Simple Text Patterns and Regular Expressions
You can use regular expressions when searching to specify a set of strings that all match the regular expression.
Simple Text Patterns
A simple text pattern is a combination of characters that can be supplemented by an asterisk '*' as a placeholder for any number of any type of character.
You can use simple text patterns when searching for names.
Examples of simple patterns:
- Anna returns Anna
- An* returns Anna and Anthony
- *nn* returns Anna and Hannah
Using Regular Expressions
You can use text patterns or regular expressions in various Innovator components to specify not just a single string but a set of strings that all match the text pattern or the regular expression.
Regular expressions are used in Innovator in the following places:
-
In the Innovator model editor when searching for contained text in specification texts or annotations
-
In the configuration editor to describe a name constraint
Here, an entered name is checked for validity against this pattern and then approved or rejected.
The regular expressions in Innovator use a subset of the options for forming text patterns described, for example, in Wikipedia (http://en.wikipedia.org/wiki/Regular_expression).
Forming Regular Expressions
This section explains how to form regular expressions.
-
In Innovator, regular expressions are always evaluated within a paragraph.
Example:
Searching for class.*multiple returns the following text.
Searching for class.*attributes does not return this text.
The class has multiple
- attributes
-methods
-
Each character is represented by itself apart from the special meta character:
[ ] ( ) { } | ? + - . * ^ $ \
-
If you want to search for special meta characters themselves, they must be masked with a backslash '\'.
Examples:
surname\\first name returns surname\first name
\[a\] returns [a]
\^hat returns ^hat
dollar\$ returns dollar$
-
The minus sign '-' only has a special meaning if it is in square brackets.
-
A set of characters is defined between square brackets []. The expression then stands for a character from this set.
The set can be defined by enumeration of its elements and/or specifying an area in the ASCII table.
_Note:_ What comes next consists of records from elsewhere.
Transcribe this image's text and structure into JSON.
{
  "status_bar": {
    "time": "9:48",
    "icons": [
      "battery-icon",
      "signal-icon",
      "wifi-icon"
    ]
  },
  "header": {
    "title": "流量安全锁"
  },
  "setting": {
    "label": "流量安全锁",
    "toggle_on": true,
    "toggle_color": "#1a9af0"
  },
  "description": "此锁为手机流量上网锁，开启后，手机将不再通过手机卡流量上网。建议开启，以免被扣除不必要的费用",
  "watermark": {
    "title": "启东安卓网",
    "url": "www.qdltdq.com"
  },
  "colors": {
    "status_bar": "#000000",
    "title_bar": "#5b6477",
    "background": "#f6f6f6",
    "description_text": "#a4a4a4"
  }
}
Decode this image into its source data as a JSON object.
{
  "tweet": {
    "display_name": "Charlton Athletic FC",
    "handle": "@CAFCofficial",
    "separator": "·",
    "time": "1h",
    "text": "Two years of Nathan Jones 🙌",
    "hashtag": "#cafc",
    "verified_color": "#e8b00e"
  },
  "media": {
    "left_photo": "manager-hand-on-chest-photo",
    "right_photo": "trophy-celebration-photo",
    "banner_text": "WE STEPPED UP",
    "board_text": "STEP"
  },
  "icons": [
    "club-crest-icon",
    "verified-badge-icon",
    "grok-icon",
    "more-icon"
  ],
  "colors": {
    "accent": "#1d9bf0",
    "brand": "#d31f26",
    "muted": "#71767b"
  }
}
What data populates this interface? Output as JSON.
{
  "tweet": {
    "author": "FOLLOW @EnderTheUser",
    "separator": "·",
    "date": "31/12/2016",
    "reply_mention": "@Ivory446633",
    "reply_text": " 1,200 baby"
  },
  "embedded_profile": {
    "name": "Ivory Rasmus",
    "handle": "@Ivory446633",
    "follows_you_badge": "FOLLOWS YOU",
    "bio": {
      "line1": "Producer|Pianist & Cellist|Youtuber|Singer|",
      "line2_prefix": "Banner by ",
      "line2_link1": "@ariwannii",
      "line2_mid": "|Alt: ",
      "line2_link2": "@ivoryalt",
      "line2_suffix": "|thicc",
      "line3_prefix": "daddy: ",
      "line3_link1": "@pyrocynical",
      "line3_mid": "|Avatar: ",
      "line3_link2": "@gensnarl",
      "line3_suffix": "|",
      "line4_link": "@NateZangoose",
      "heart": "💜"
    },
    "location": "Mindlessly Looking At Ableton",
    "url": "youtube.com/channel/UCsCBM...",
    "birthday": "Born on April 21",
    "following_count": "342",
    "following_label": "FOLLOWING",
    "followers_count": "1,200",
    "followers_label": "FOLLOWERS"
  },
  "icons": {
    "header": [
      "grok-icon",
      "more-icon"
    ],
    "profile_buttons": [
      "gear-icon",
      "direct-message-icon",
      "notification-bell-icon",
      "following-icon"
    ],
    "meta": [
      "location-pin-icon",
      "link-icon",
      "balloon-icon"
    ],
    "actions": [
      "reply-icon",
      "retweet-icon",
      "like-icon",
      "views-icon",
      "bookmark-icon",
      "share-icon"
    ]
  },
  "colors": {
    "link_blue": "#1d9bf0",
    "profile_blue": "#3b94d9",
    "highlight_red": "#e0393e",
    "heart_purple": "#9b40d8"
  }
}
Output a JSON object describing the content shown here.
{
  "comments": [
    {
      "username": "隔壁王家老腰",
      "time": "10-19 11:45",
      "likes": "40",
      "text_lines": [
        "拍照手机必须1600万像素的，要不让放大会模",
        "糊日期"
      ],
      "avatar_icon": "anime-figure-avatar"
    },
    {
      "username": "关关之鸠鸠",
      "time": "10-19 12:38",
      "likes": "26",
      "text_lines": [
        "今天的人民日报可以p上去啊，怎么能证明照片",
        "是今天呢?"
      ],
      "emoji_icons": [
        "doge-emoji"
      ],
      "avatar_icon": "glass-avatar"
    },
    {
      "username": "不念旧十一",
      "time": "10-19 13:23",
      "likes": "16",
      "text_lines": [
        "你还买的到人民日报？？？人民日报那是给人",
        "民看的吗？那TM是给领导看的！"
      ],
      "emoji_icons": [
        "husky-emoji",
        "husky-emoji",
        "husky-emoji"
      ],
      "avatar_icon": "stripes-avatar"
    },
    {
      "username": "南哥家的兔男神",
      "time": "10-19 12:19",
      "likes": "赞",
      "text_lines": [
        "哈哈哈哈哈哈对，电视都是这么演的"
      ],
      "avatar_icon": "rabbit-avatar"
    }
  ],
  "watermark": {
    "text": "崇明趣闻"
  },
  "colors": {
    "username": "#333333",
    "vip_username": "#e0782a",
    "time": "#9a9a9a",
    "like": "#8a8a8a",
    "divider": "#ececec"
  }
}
Such ranges are specified by their first and last characters, separated by a minus sign '-'.
Within these square brackets, special characters have no meaning, i.e. '\', '$', '^', and '.' represent themselves. This means that the beginning of a line cannot be defined as an element of a set, for example. However, the hat '^' has another special meaning in a certain position within square brackets. If a hat '^' immediately follows an opening square bracket '[', the complement of the specified set is searched for.
Examples:
m[aiu]ster returns master, mister or muster
test[1-4] returns test1, test2, test3 or test4
[^A-Za-z] returns all characters apart from letters
-
A period '.' represents any character.
Example:
function(.) returns function(a), function(3) ...
-
Any multiplicities of the preceding expression are shown in curly brackets {}.
Examples:
{n} indicates that the expression must exist precisely n times
{n,} indicates that the expression must exist n times
{n,m} indicates that the expression must exist at least n times and no higher than m times
{0,m} indicates that the expression must no exist more than m times
-
A question mark '?' indicates that the preceding expression may optionally exist and corresponds to {0,1}.
Example:
D[- ]?[0-9]{5} finds German zip code with the country code 'D', 'D ' or 'D-'.
-
An asterisk '*' indicates the number of repetitions of the preceding expression (also none) and corresponds to {0,}.
Examples:
off[a-z]* returns off, offline, office ...
[1-9][0-9]* returns all natural numbers
-
A plus '+' indicates that the preceding expression exists at least once and corresponds to {1,}.
Example:
[ab]+ finds a, b, aa, bbaab etc.
-
A hat '^' represents the beginning of a line.
Example:
^variable returns variables at the beginning of a line
-
The dollar sign '$' represents the end of a line.
Example:
term;$ returns term; at the end of a line
-
The vertical line '|' means 'or'. Here, the alternatives are separated from the remaining text using parentheses.
Example:
(in|out)put returns input and output
A more complex example for a date (does not check for the number of days in a given month!):
^(0[1-9]|[12][0-9]|3[0-1])\.(0[1-9]|1[0-2])\.(19|20|21)[0-9][0-9]$